A 32-year-old male presented with a history of intermittent fever, chills, and 6-kg weight loss over six months. Upon physical examination, he had conjunctival icterus and the maximum body temperature was 40℃. Hemograms showed pancytopenia: hemoglobin, 7.9 g/dL; total leukocyte count (TLC), 1.4×109/L; absolute neutrophil count, 1.2×109/L; and platelet count, 40×109/L. Liver function test revealed: aspartate transaminase, 52 U/L; alanine transaminase, 62 U/L; alkaline phosphatase, 71 U/L; and total bilirubin, 1.3 mg/dL (conjugated bilirubin, 0.72 mg/dL). C-reactive protein concentration was 44 mg/L. Abdominal ultrasonography confirmed hepatosplenomegaly. Bone marrow examination revealed lots of histiocytes phagocytosing red blood cells, erythroblasts, and platelets along with many intrahistiocytic and extracellular Histoplasma capsulatum (A-D; May-Grunwald-Giemsa, ×1,000). Serum ferritin was elevated (3,339 µg/L) and severe hypofibrinogenemia was noted.

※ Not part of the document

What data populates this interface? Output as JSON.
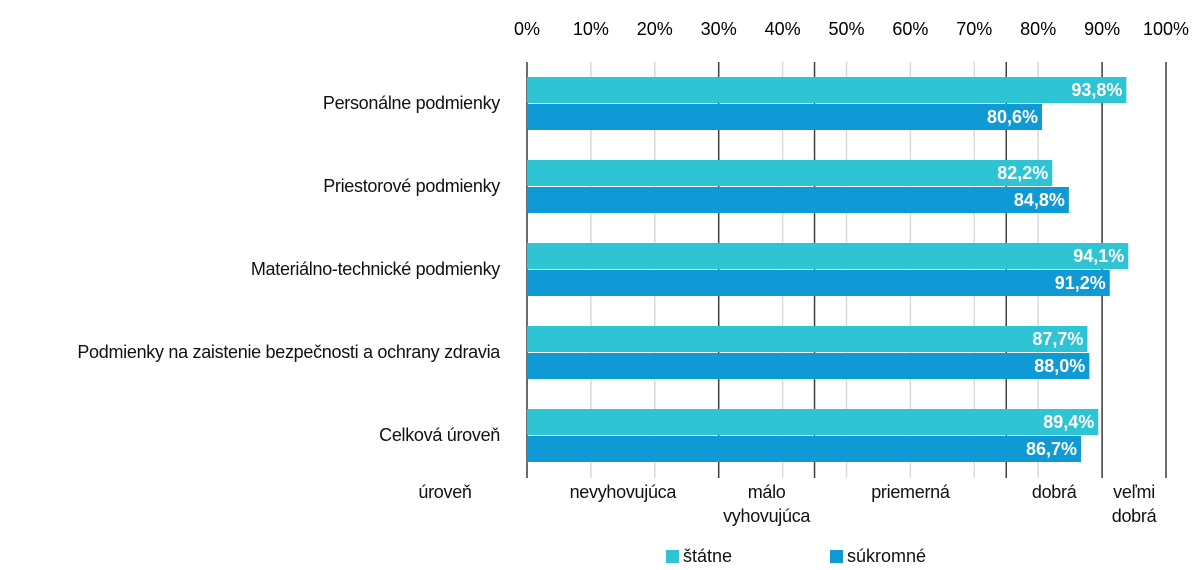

Bone marrow examination and laboratory findings indicated hemophagocytic lymphohistiocytosis (HLH) secondary to histoplasmosis. The patient have not recently traveled to Histoplasma-endemic areas and was HIV-negative. He was treated with intravenous amphotericin B (1 mg/kg) for 2 weeks. His fever subsided in two days and his peripheral blood counts started improving by the sixth day of treatment (day 6: hemoglobin, 10 g/dL; platelet count, 90×109/L; TLC, 3.9×109/L). Histoplasmosis has been reported mostly from eastern and southern regions of India, however, the patient was a resident of north India (Punjab). Histoplasmosis-triggered HLH in this patient who was HIV-negative and from a non-endemic region of Histoplasma is therefore very unusual.